The EDGES experiment is a very small radio telescope, 2 meter long and 1 meter high, located in the radio quiet zone in western Australia. The equipment consists in three broad-band antennas that cover a range of frequencies from 50 to 200 MHz. The low-band antenna (operating from 50 to 100 MHz) has been designed to observe a spectral distortion in the 21-cm energy band at cosmological redshift of 20 due to the absorption of CMB photons by the IGM. However, the detection of the 21-cm signal is very challenge because of the very large foregrounds of galactic diffuse synchrotron emission. The full-sky maps of the diffuse synchrotron emission at 45 MHz and 408 MHz can be found, for example, in [2] and [3] respectively. Before subtracting the foregrounds to the data is important to stress that: i) the brightness temperature in the frequency window of EDGES is always above 100 K even in region far away from the galactic center; ii) the galactic synchrotron emission is spectrally smooth above 50 MHz but might need several terms to model it in a proper way as discussed in details in [4]; iii) the synchrotron emission features a large spatial gradient especially in the region close to the galactic center where the activity is much larger (see e.g. [2, 3]).

Fig. 1 of [1] shows the EDGES detection in terms of brightness temperature as a function of the frequency obtained by looking at high galactic latitudes.
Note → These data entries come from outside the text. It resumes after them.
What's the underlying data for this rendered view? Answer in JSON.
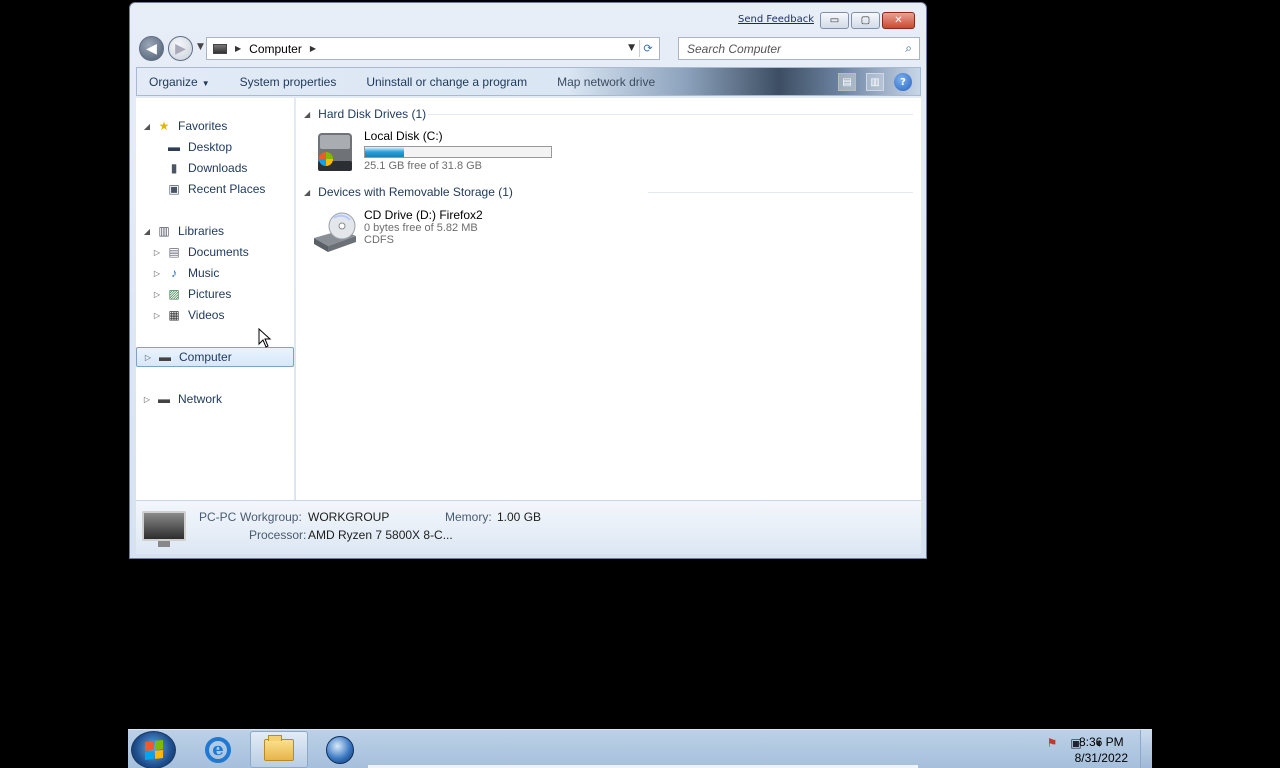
{
  "window": {
    "send_feedback": "Send Feedback",
    "minimize": "▭",
    "maximize": "▢",
    "close": "✕"
  },
  "address": {
    "crumb": "Computer",
    "search_placeholder": "Search Computer"
  },
  "commands": {
    "organize": "Organize",
    "system_properties": "System properties",
    "uninstall": "Uninstall or change a program",
    "map_network": "Map network drive",
    "help": "?"
  },
  "nav": {
    "favorites": "Favorites",
    "desktop": "Desktop",
    "downloads": "Downloads",
    "recent_places": "Recent Places",
    "libraries": "Libraries",
    "documents": "Documents",
    "music": "Music",
    "pictures": "Pictures",
    "videos": "Videos",
    "computer": "Computer",
    "network": "Network"
  },
  "content": {
    "hdd_group": "Hard Disk Drives (1)",
    "removable_group": "Devices with Removable Storage (1)",
    "local_disk": {
      "name": "Local Disk (C:)",
      "free": "25.1 GB free of 31.8 GB",
      "used_fraction": 0.21
    },
    "cd_drive": {
      "name": "CD Drive (D:) Firefox2",
      "free": "0 bytes free of 5.82 MB",
      "fs": "CDFS"
    }
  },
  "details": {
    "computer_name": "PC-PC",
    "workgroup_label": "Workgroup:",
    "workgroup_value": "WORKGROUP",
    "memory_label": "Memory:",
    "memory_value": "1.00 GB",
    "processor_label": "Processor:",
    "processor_value": "AMD Ryzen 7 5800X 8-C..."
  },
  "taskbar": {
    "time": "8:36 PM",
    "date": "8/31/2022"
  },
  "colors": {
    "accent": "#1e395b",
    "usage_fill": "#26a0da",
    "close_button": "#c74a30"
  }
}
It is evident from panel a. that the galactic synchrotron emission dominates the observed sky noise, yielding to an almost perfect power-law profile that decreases from about 5000 K at 50 MHz to about 1000 K at 100 MHz. Fitting and removing the galactic synchrotron emission from the spectrum with a physically motivated 5-terms polynomial the collaboration gets the residual in panel b.. This residual is not flat and it has a root-mean-square of 87 mK. Repeating the same exercise by adding to the 5-terms polynomial a template of the signal like the one in panel d., the collaboration gets the residuals in panel c.. This new residual is now flat and the fit substantially ameliorates with a root-mean-square of only 25 mK. Adding the template to the residual the 21-cm signal is finally reported in panel d.. Fig. 2 of Ref. [1] summarizes the detected signal obtained by using different experimental configurations. As one can see this is a signal in absorption because the brightness temperature is negative. It extends from redshift 20 to redshift 15 and it has an amplitude of 500+200 −500 mK at 99% CL. The value of the plateau, centered at a frequency of 78 MHz, translating to a redshift of 17.2, is quite surprising because is 3.8σ away from the prediction of standard cosmology. As I am going to discuss in Sec. 3, the global 21-cm signal predicted from ΛCDM can not ever be below −230 mK. If the measured amplitude is correct, BSM physics is required.
Reference 1 is J. D. Bowman, A. E. E. Rogers, R. A. Monsalve, T. J. Mozdzen and N. Mahesh, Nature 555 (2018) no.7694, 67 doi:10.1038/nature25792 [arXiv:1810.05912 [astro-ph.CO]].